Era ao menos trinta anos mais velho que eu. Mas não sei por que quando olhava para Aldo, eu me sentia como se olhasse para um meu irmão. Irmão de sangue – devo explicar – para que não paire dúvidas a respeito.
Lembro-me daquele dia em que os rapazes chegaram ao amanhecer. Havia grande agitação. Eles discutiam entre si. E, ao invés da cozinha, ocupavam a sala, onde geralmente se reuniam para dividir os lucros e festejar com as garotas o êxito de mais um trabalho. Mas naquela manhã não havia garotas e nem sussurros. Nem copos caindo no chão, nem garrafas estourando contra a parede. Porém, havia muita discussão. Ofensas e alguns disparos de armas de fogo em intervalos de tempo mais ou menos regulares. O primeiro deles contra o lustre que se espatifou espalhando sujeira por toda sala inclusive sobre o sofá. Porque foi o cenário que encontrei, quando finalmente tive coragem de sair do quarto para ver o que estava acontecendo, espiando pelo vão da porta.
Mas antes, enregelei-me todo, quando um dos rapazes disse lá da sala: “E o garoto? Que faremos com ele?”.

Pensei esconder-me no guarda-roupa, debaixo da cama, ou pular a janela. Foi o que pensei. Até me lembrar do que Aldo sempre me dizia: Quando você crescer, e enfrentar uma situação difícil, não pense o que Deus faria em seu lugar. Pense o que eu faria.
Foi por isso que deixei o quarto, naquela manhã, e caminhei até a sala, de encontro ao meu destino.
Alguns rapazes estavam caídos no chão, outros sobre o sofá e as poltronas. Alguns já entregues ao silêncio da morte, outros ainda gemendo. E pela primeira vez na minha vida eu seria incapaz de dizer o nome de cada um deles. Não porque não lembrasse.
Sangue havia por toda a parte. Sangue e destruição. Medo e morte. E estas  coisas adquirem outra dimensão, assustadora e insuportável quando se têm apenas 11 anos de idade.
Ocorreu-me falar com o padre Albino. Mas a linha do telefone estava cortada, e eu realmente já não tinha nenhuma certeza de que conseguiria deixar aquela casa. Olhei pelo grande janelão da sala, e percebi alguma movimentação no jardim. Era o silêncio envolvendo aos poucos todo aquele ambiente em uma atmosfera incômoda e excitante ao mesmo tempo de apreensão e medo.
Os cachorros não responderam ao meu assovio. Os criados não transitavam pelo gramado, não conversavam entre si porque lá não estavam para reclamar das atitudes do padrinho e sua costumeira falta de generosidade.

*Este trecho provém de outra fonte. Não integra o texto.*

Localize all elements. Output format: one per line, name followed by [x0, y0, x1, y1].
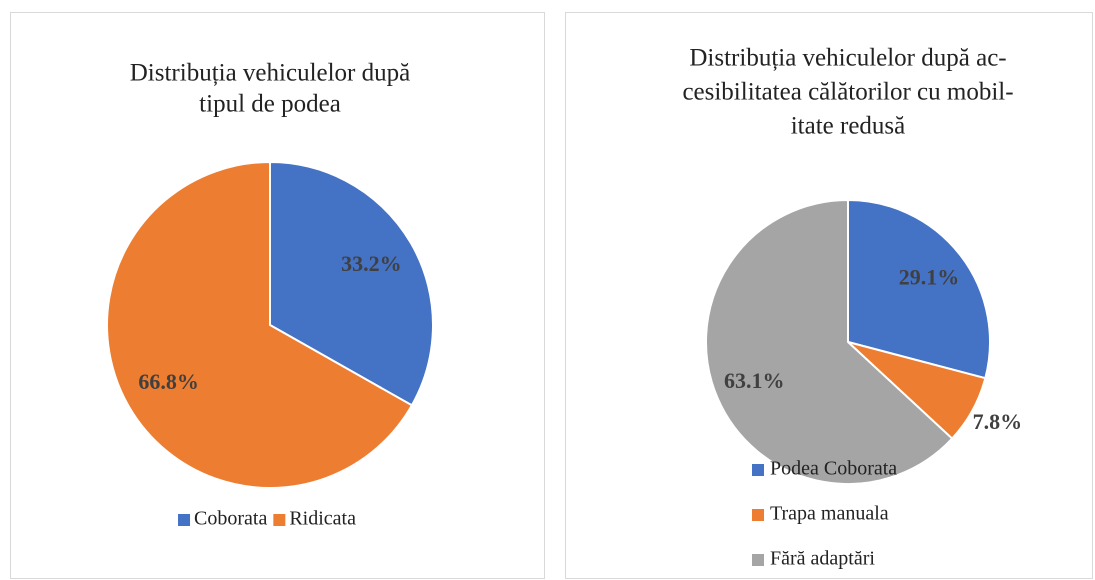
data-label: 33.2% — [341, 251, 402, 276]
data-label: 63.1% — [724, 368, 785, 393]
legend-swatch — [273, 514, 286, 526]
pie-slice — [269, 160, 434, 407]
pie-slice — [705, 198, 954, 485]
legend-label: Podea Coborata — [770, 458, 897, 480]
chart-title: tipul de podea — [199, 91, 341, 118]
legend-swatch — [752, 554, 764, 566]
chart-title: Distribuția vehiculelor după — [130, 60, 410, 87]
chart-title: Distribuția vehiculelor după ac- — [689, 45, 1006, 72]
legend-label: Coborata — [194, 508, 267, 530]
chart-title: cesibilitatea călătorilor cu mobil- — [682, 79, 1013, 106]
data-label: 7.8% — [973, 409, 1023, 434]
legend-label: Ridicata — [289, 508, 356, 530]
legend-swatch — [752, 509, 764, 521]
legend-swatch — [752, 464, 764, 476]
legend-swatch — [178, 514, 191, 526]
pie-slice — [106, 160, 414, 489]
data-label: 66.8% — [138, 369, 199, 394]
legend-label: Fără adaptări — [770, 548, 875, 570]
pie-slice — [847, 198, 991, 380]
chart-title: itate redusă — [791, 113, 906, 140]
legend-label: Trapa manuala — [770, 503, 889, 525]
data-label: 29.1% — [899, 265, 960, 290]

Pela primeira vez desde que Aldo me arrancara dos braços do meu pai e me levara consigo, naquela noite da qual não me esqueço, dominada pelo cheiro de pólvora tanto quanto aquela manhã, eu me vi só. Completamente só. E sem destino.
Faz hoje10 anos que a cada 17 de julho eu visito esse túmulo de mármore carrara onde não há nenhuma foto. Apenas um chapéu panamá e um charuto, ambos de bronze, no lugar do que seria uma inscrição.
Pensei que tanto tempo depois eu me lembraria de Aldo, seu olhar e seu sorriso, seu abraço forte e a força descomunal do seu braço direito que lhe permitia me levantar pela bunda com a palma da mão. Nem o seu olhar, nem o seu sorriso, nem a sua força e a sua generosidade, sua sinceridade, às vezes mal compreendida e jamais aceita pelos que o cercavam.
Mas o seu silêncio, a escuridão que tomou conta dele e de mim e de tudo à nossa volta, no instante em que fui o último a dirigir-lhe um adeus, momentos antes do agente funerário fechar o caixão de zinco por meio do qual o transportaria até a agência funerária.
Hoje, sua poltrona me pertence. E a sua caixa de charutos, eu guardo na mesma gaveta, fechada a chave, como ele fazia.